Student chooses career path despite racial challenges

Abraham Alem, senior in electrical engineering, disassembles part of a power plant in his power lab where students attempt to synchronize generators Tuesday evening. (Matt Binter)

People often ask Abraham Alem if he is an athlete. When he responds that he is an engineering student, Alem said people are surprised.

Alem, senior in electrical engineering, said it is normal in society to see African-American males playing sports or in the entertainment industry.

“No one is mean or hates me because I am an engineer and a person of color, but I have noticed the perception is more of a taboo to see someone, a person of color, being an engineer,” he said.

Alem chose engineering because he likes it. Growing up in Ethiopia, education is important in his family. Alem said when he told his mom he wanted to study engineering, it was something normal.

“It isn’t a challenge to be an engineer because I am black, but it would be nice for people to use their common sense when I have a conversation with them,” Alem said.

He wants people to notice how society only honors people of color only in the month of February or on Martin Luther King Jr. Day. Alem wants his profession highlighted, not just his skin color.

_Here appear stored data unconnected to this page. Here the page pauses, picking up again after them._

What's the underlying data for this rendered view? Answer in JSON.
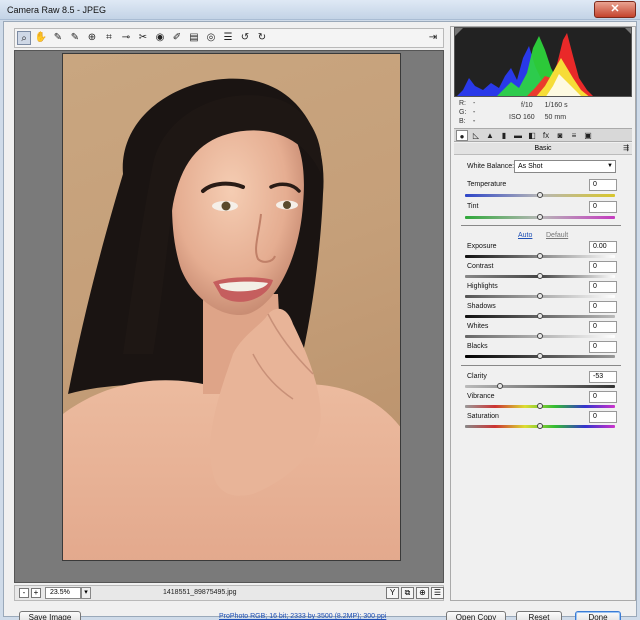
{
  "window": {
    "title": "Camera Raw 8.5  -  JPEG",
    "close_label": "✕"
  },
  "toolbar": {
    "tools": [
      "zoom-tool-icon",
      "hand-tool-icon",
      "white-balance-tool-icon",
      "color-sampler-tool-icon",
      "targeted-adjustment-tool-icon",
      "crop-tool-icon",
      "straighten-tool-icon",
      "spot-removal-tool-icon",
      "red-eye-removal-tool-icon",
      "adjustment-brush-icon",
      "graduated-filter-icon",
      "radial-filter-icon",
      "preferences-icon",
      "rotate-ccw-icon",
      "rotate-cw-icon"
    ],
    "tool_glyphs": [
      "⌕",
      "✋",
      "✎",
      "✎",
      "⊕",
      "⌗",
      "⊸",
      "✂",
      "◉",
      "✐",
      "▤",
      "◎",
      "☰",
      "↺",
      "↻"
    ],
    "fullscreen_glyph": "⇥"
  },
  "status": {
    "zoom_minus": "-",
    "zoom_plus": "+",
    "zoom_value": "23.5%",
    "zoom_drop": "▾",
    "filename": "1418551_89875495.jpg",
    "view_glyphs": [
      "Y",
      "⧉",
      "⊕",
      "☰"
    ]
  },
  "info": {
    "r_label": "R:",
    "r_value": "---",
    "g_label": "G:",
    "g_value": "---",
    "b_label": "B:",
    "b_value": "---",
    "aperture": "f/10",
    "shutter": "1/160 s",
    "iso": "ISO 160",
    "focal": "50 mm"
  },
  "tabs": [
    "●",
    "◺",
    "▲",
    "▮",
    "▬",
    "◧",
    "fx",
    "◙",
    "≡",
    "▣"
  ],
  "section": {
    "title": "Basic",
    "menu": "⇶"
  },
  "basic": {
    "white_balance_label": "White Balance:",
    "white_balance_value": "As Shot",
    "auto_label": "Auto",
    "default_label": "Default",
    "sliders": [
      {
        "label": "Temperature",
        "value": "0",
        "pos": 0.5
      },
      {
        "label": "Tint",
        "value": "0",
        "pos": 0.5
      },
      {
        "label": "Exposure",
        "value": "0.00",
        "pos": 0.5
      },
      {
        "label": "Contrast",
        "value": "0",
        "pos": 0.5
      },
      {
        "label": "Highlights",
        "value": "0",
        "pos": 0.5
      },
      {
        "label": "Shadows",
        "value": "0",
        "pos": 0.5
      },
      {
        "label": "Whites",
        "value": "0",
        "pos": 0.5
      },
      {
        "label": "Blacks",
        "value": "0",
        "pos": 0.5
      },
      {
        "label": "Clarity",
        "value": "-53",
        "pos": 0.235
      },
      {
        "label": "Vibrance",
        "value": "0",
        "pos": 0.5
      },
      {
        "label": "Saturation",
        "value": "0",
        "pos": 0.5
      }
    ]
  },
  "buttons": {
    "save": "Save Image",
    "workflow": "ProPhoto RGB; 16 bit; 2333 by 3500 (8.2MP); 300 ppi",
    "open": "Open Copy",
    "reset": "Reset",
    "done": "Done"
  }
}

Born in Ethiopia, Alem has two younger brothers — one in high school, the other at K-State. He moved to Manhattan in the 1990s with his family. He decided to go to K-State and study what Wayne Valentine, his best friend since age 6, said was always in his heart.

From an early age, Alem was interested in music and the process of audio and a piece of metal turned into electronics. He spoke of his father as a “big nerd” who, at a very early age, taught him about computers. He did not understand all the workings and parts back then, but it sparked his interest. The flame has not gone out, he said.

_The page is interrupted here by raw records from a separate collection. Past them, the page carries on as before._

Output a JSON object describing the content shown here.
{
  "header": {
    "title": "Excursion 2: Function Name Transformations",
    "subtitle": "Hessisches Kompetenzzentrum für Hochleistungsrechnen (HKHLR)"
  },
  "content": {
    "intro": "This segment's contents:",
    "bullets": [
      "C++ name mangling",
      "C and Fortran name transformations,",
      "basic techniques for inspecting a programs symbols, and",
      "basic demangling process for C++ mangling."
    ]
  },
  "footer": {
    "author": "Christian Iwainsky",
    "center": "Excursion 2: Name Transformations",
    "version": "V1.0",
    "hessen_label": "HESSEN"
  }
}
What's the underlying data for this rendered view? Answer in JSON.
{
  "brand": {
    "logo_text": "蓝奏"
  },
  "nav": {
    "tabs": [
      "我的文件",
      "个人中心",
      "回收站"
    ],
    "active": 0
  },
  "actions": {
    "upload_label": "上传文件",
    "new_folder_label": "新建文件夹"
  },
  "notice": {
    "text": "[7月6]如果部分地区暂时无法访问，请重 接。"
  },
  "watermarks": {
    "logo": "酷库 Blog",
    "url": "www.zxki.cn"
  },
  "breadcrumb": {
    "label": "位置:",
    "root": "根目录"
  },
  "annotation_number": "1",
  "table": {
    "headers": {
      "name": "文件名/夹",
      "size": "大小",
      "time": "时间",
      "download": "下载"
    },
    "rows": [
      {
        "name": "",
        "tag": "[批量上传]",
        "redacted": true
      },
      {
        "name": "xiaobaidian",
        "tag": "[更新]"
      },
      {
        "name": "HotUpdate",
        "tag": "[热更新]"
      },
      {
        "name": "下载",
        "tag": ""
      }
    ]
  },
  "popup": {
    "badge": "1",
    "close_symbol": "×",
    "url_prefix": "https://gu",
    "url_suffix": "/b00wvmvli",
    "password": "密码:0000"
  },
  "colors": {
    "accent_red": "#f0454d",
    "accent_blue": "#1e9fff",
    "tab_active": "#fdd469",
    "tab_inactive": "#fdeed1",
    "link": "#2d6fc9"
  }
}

“He is a very technical person. Because he is interested in that particular field, that reflects what person he is, doesn’t matter what race,” Valentine said.

Alem’s father, Peter Stanghellini, said his son is a good, well-rounded young man.

“He has a multicultural network of friends, from overseas to kids who live on the farm here,” he said. “But the way Abe looks at it, his race doesn’t even enter his mind.”

Being the older brother, he tries to point his younger siblings in the right direction, helping them with homework and being a role model. And in fact, Stanghellini said, they look up to him.

With younger kids, Alem is reminded of race and its importance because of its social implications. Being a minority matters in respect to the opportunities they will have in the future, which is why Abe tries to be an example for them.

“If I can do it, you can do it!” is what he is trying to show them.

His father said Alem is also honest.

“Even if no one is watching, he is going to do the right thing,” Stanghellini said.

Alem did not go to college immediately after graduating high school. Instead he worked full time, and then started taking classes part time. Eventually, he was able to start paying tuition out of pocket. Alem received his first scholarship three years into his college career. He is a Tilford Dowd Scholar. He went from part-time student, full-time worker to full-time student, part-time worker.

“I didn’t have money for college,” he said. “My mom is a very determined person. She thinks in terms of ‘Let’s be proactive.’ I went to her wanting to go to college, and she found a way to help me pay for it.”

Alem worked at Harry’s as a cleaner, where he moved into being a contractor and cleaner, essentially being self-employed in the end. His mom kept him motivated whenever Alem felt like quitting.

“I get my succeed attitude and nature from my mom,” Alem said.

Stanghellini agrees. He said Alem is very dedicated, studies very hard and takes pride in his studies. Math and all the upper level courses Alem has taken were not easy, but he is a very conscientious student and wants to do well with his grades.

“It has taken me six years. Finally, I am graduating in May,” Alem said.

Outside of the classroom, Alem also keeps busy. He is chapter president of National Society of Black Engineering and chairman for Engineer the Dream. With Engineer the Dream, Alem goes to middle schools to promote the idea that, as a person of color you really can be whatever you want.

As a Tilford Dowd Scholar, he gives presentations on how to be confident in society.

And as a graduate come May, Alem said he hopes to find a job or continue with graduate school.

“I am extremely proud of him,” Valentine said. “His circumstances weren’t always the easiest circumstances, but he stuck through it, and he is getting it done.”